The Government of India responded to the Covid-19 pandemic with a series of measures including a national lockdown and increased testing capacity. A year on, the impact of the pandemic continues to be felt throughout the country with a sharp increase in cases. The impact of the second wave and the discovery of a new highly transmissible strain had detrimental effects for the population.

Lack of information about Covid-19 is causing stigma and discrimination towards individuals who have contracted the virus, particularly within rural communities and vulnerable groups. Those same communities are not always able to benefit from government response plans or articulate their needs to decision-makers.

The project aims to amplify community voices at a grassroots level and connect them with civil society organisations that will form a network to represent these communities at a state level. It will raise awareness of the realities faced by those affected by Covid-19 and enable civil society to advocate for pandemic responses to reflect the needs of their communities. 

It will achieve this by:

  • Establishing a network of 5 women advocates, trained to raise awareness of Covid-19 prevention, care, stigmatisation and discrimination within their communities and to articulate the difficulties faced by Covid-19 patients. 
  • Organising community events in collaboration with the network of women advocates to inform and involve the community in the Covid-19 response. 
  • Training 10 Covid-19 champions from five grassroots non-governmental organisations (NGOs) to target vulnerable groups, including women, in five districts. 
  • Enabling the NGOs to form a network that will amplify community voices to the state level and government levels to influence appropriate policy.

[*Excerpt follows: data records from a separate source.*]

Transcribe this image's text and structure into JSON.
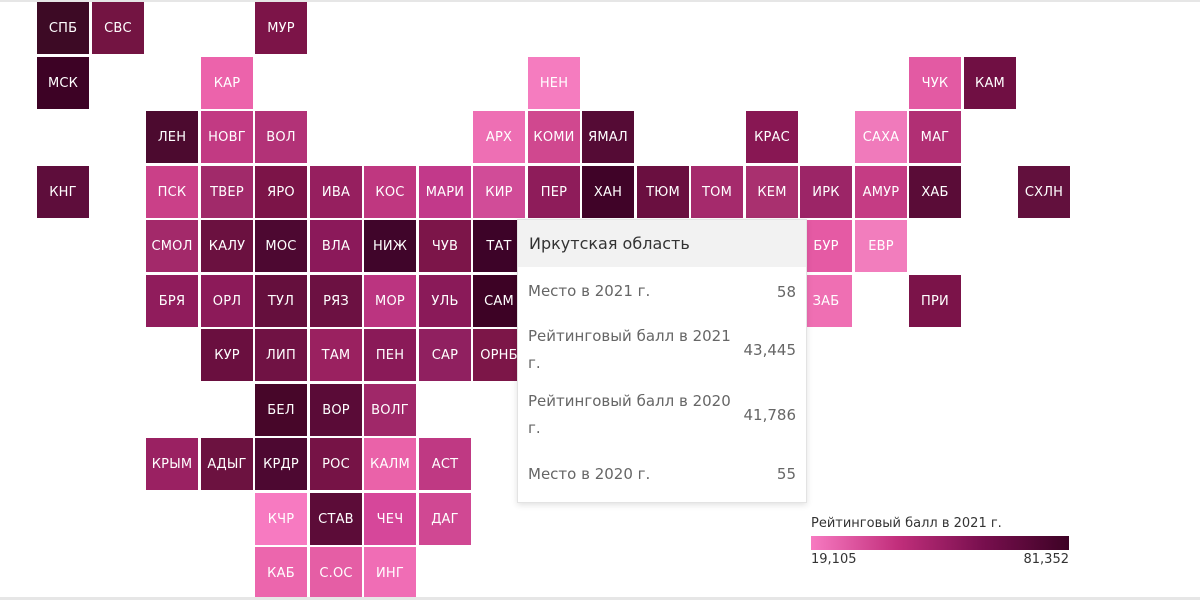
{
  "map": {
    "regions": [
      {
        "code": "СПБ",
        "row": 0,
        "col": 0,
        "color": "#3d0a25"
      },
      {
        "code": "СВС",
        "row": 0,
        "col": 1,
        "color": "#731442"
      },
      {
        "code": "МУР",
        "row": 0,
        "col": 4,
        "color": "#7c1448"
      },
      {
        "code": "МСК",
        "row": 1,
        "col": 0,
        "color": "#3d0225"
      },
      {
        "code": "КАР",
        "row": 1,
        "col": 3,
        "color": "#ec63ab"
      },
      {
        "code": "НЕН",
        "row": 1,
        "col": 9,
        "color": "#f57cbf"
      },
      {
        "code": "ЧУК",
        "row": 1,
        "col": 16,
        "color": "#e35aa3"
      },
      {
        "code": "КАМ",
        "row": 1,
        "col": 17,
        "color": "#700f43"
      },
      {
        "code": "ЛЕН",
        "row": 2,
        "col": 2,
        "color": "#4c0a2f"
      },
      {
        "code": "НОВГ",
        "row": 2,
        "col": 3,
        "color": "#c23a83"
      },
      {
        "code": "ВОЛ",
        "row": 2,
        "col": 4,
        "color": "#b23277"
      },
      {
        "code": "АРХ",
        "row": 2,
        "col": 8,
        "color": "#ee6fb4"
      },
      {
        "code": "КОМИ",
        "row": 2,
        "col": 9,
        "color": "#d0488f"
      },
      {
        "code": "ЯМАЛ",
        "row": 2,
        "col": 10,
        "color": "#550b35"
      },
      {
        "code": "КРАС",
        "row": 2,
        "col": 13,
        "color": "#881753"
      },
      {
        "code": "САХА",
        "row": 2,
        "col": 15,
        "color": "#f07abb"
      },
      {
        "code": "МАГ",
        "row": 2,
        "col": 16,
        "color": "#b12f74"
      },
      {
        "code": "КНГ",
        "row": 3,
        "col": 0,
        "color": "#5e0d3b"
      },
      {
        "code": "ПСК",
        "row": 3,
        "col": 2,
        "color": "#ca4088"
      },
      {
        "code": "ТВЕР",
        "row": 3,
        "col": 3,
        "color": "#a12a6a"
      },
      {
        "code": "ЯРО",
        "row": 3,
        "col": 4,
        "color": "#7c1448"
      },
      {
        "code": "ИВА",
        "row": 3,
        "col": 5,
        "color": "#961f5f"
      },
      {
        "code": "КОС",
        "row": 3,
        "col": 6,
        "color": "#bf3780"
      },
      {
        "code": "МАРИ",
        "row": 3,
        "col": 7,
        "color": "#c2398a"
      },
      {
        "code": "КИР",
        "row": 3,
        "col": 8,
        "color": "#d14c98"
      },
      {
        "code": "ПЕР",
        "row": 3,
        "col": 9,
        "color": "#8e1c5a"
      },
      {
        "code": "ХАН",
        "row": 3,
        "col": 10,
        "color": "#400328"
      },
      {
        "code": "ТЮМ",
        "row": 3,
        "col": 11,
        "color": "#6a0f40"
      },
      {
        "code": "ТОМ",
        "row": 3,
        "col": 12,
        "color": "#a52a6c"
      },
      {
        "code": "КЕМ",
        "row": 3,
        "col": 13,
        "color": "#a9306f"
      },
      {
        "code": "ИРК",
        "row": 3,
        "col": 14,
        "color": "#9c2567"
      },
      {
        "code": "АМУР",
        "row": 3,
        "col": 15,
        "color": "#c53c84"
      },
      {
        "code": "ХАБ",
        "row": 3,
        "col": 16,
        "color": "#5a0c37"
      },
      {
        "code": "СХЛН",
        "row": 3,
        "col": 18,
        "color": "#62103d"
      },
      {
        "code": "СМОЛ",
        "row": 4,
        "col": 2,
        "color": "#a3296a"
      },
      {
        "code": "КАЛУ",
        "row": 4,
        "col": 3,
        "color": "#6b1140"
      },
      {
        "code": "МОС",
        "row": 4,
        "col": 4,
        "color": "#4d0831"
      },
      {
        "code": "ВЛА",
        "row": 4,
        "col": 5,
        "color": "#8b195a"
      },
      {
        "code": "НИЖ",
        "row": 4,
        "col": 6,
        "color": "#40052a"
      },
      {
        "code": "ЧУВ",
        "row": 4,
        "col": 7,
        "color": "#7c1549"
      },
      {
        "code": "ТАТ",
        "row": 4,
        "col": 8,
        "color": "#3d0328"
      },
      {
        "code": "БУР",
        "row": 4,
        "col": 14,
        "color": "#e55aa4"
      },
      {
        "code": "ЕВР",
        "row": 4,
        "col": 15,
        "color": "#f27dbd"
      },
      {
        "code": "БРЯ",
        "row": 5,
        "col": 2,
        "color": "#901c5c"
      },
      {
        "code": "ОРЛ",
        "row": 5,
        "col": 3,
        "color": "#8c1a59"
      },
      {
        "code": "ТУЛ",
        "row": 5,
        "col": 4,
        "color": "#650f3d"
      },
      {
        "code": "РЯЗ",
        "row": 5,
        "col": 5,
        "color": "#6c1142"
      },
      {
        "code": "МОР",
        "row": 5,
        "col": 6,
        "color": "#bb3480"
      },
      {
        "code": "УЛЬ",
        "row": 5,
        "col": 7,
        "color": "#8a1a59"
      },
      {
        "code": "САМ",
        "row": 5,
        "col": 8,
        "color": "#3d0225"
      },
      {
        "code": "ЗАБ",
        "row": 5,
        "col": 14,
        "color": "#ef6fb3"
      },
      {
        "code": "ПРИ",
        "row": 5,
        "col": 16,
        "color": "#7b1349"
      },
      {
        "code": "КУР",
        "row": 6,
        "col": 3,
        "color": "#6a0f3f"
      },
      {
        "code": "ЛИП",
        "row": 6,
        "col": 4,
        "color": "#701244"
      },
      {
        "code": "ТАМ",
        "row": 6,
        "col": 5,
        "color": "#9a2160"
      },
      {
        "code": "ПЕН",
        "row": 6,
        "col": 6,
        "color": "#8a1a58"
      },
      {
        "code": "САР",
        "row": 6,
        "col": 7,
        "color": "#902060"
      },
      {
        "code": "ОРНБ",
        "row": 6,
        "col": 8,
        "color": "#7c1648"
      },
      {
        "code": "БЕЛ",
        "row": 7,
        "col": 4,
        "color": "#470629"
      },
      {
        "code": "ВОР",
        "row": 7,
        "col": 5,
        "color": "#5a0b37"
      },
      {
        "code": "ВОЛГ",
        "row": 7,
        "col": 6,
        "color": "#a02869"
      },
      {
        "code": "КРЫМ",
        "row": 8,
        "col": 2,
        "color": "#9a2162"
      },
      {
        "code": "АДЫГ",
        "row": 8,
        "col": 3,
        "color": "#6c1240"
      },
      {
        "code": "КРДР",
        "row": 8,
        "col": 4,
        "color": "#4d0831"
      },
      {
        "code": "РОС",
        "row": 8,
        "col": 5,
        "color": "#761346"
      },
      {
        "code": "КАЛМ",
        "row": 8,
        "col": 6,
        "color": "#ea62a9"
      },
      {
        "code": "АСТ",
        "row": 8,
        "col": 7,
        "color": "#bf3983"
      },
      {
        "code": "КЧР",
        "row": 9,
        "col": 4,
        "color": "#f77ac1"
      },
      {
        "code": "СТАВ",
        "row": 9,
        "col": 5,
        "color": "#5c0c38"
      },
      {
        "code": "ЧЕЧ",
        "row": 9,
        "col": 6,
        "color": "#d6479a"
      },
      {
        "code": "ДАГ",
        "row": 9,
        "col": 7,
        "color": "#d04893"
      },
      {
        "code": "КАБ",
        "row": 10,
        "col": 4,
        "color": "#ec66ad"
      },
      {
        "code": "С.ОС",
        "row": 10,
        "col": 5,
        "color": "#e55ea5"
      },
      {
        "code": "ИНГ",
        "row": 10,
        "col": 6,
        "color": "#f06db5"
      }
    ]
  },
  "tooltip": {
    "region_name": "Иркутская область",
    "rows": [
      {
        "label": "Место в 2021 г.",
        "value": "58"
      },
      {
        "label": "Рейтинговый балл в 2021 г.",
        "value": "43,445"
      },
      {
        "label": "Рейтинговый балл в 2020 г.",
        "value": "41,786"
      },
      {
        "label": "Место в 2020 г.",
        "value": "55"
      }
    ]
  },
  "legend": {
    "title": "Рейтинговый балл в 2021 г.",
    "min_label": "19,105",
    "max_label": "81,352",
    "color_min": "#f77ac1",
    "color_max": "#3d0225"
  }
}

The project will work in the five districts most affected by Covid-19 in the state of Tamil Nadu: Virudhunagar, Madurai, Chennai, Kancheepuram, and Thiruvallur. 

Project Partners
Blossom Trust

Blossom Trust is a grassroots NGO that establishes women-led community-based groups, self-help groups and patient networks across Tamil Nadu, India to give women the recognition and visibility they deserve in community development. Blossom Trust believe that women, when empowered, are the primary agents of change with the ability to uplift their entire community. Core focus areas are health, social welfare, economic empowerment and sustainable agricultural development. They achieve this with community institutions, education and awareness, grassroots initiatives. Recent work includes a project to reduce Covid-19 transmission through community symptom-detection, testing, treatment and income support.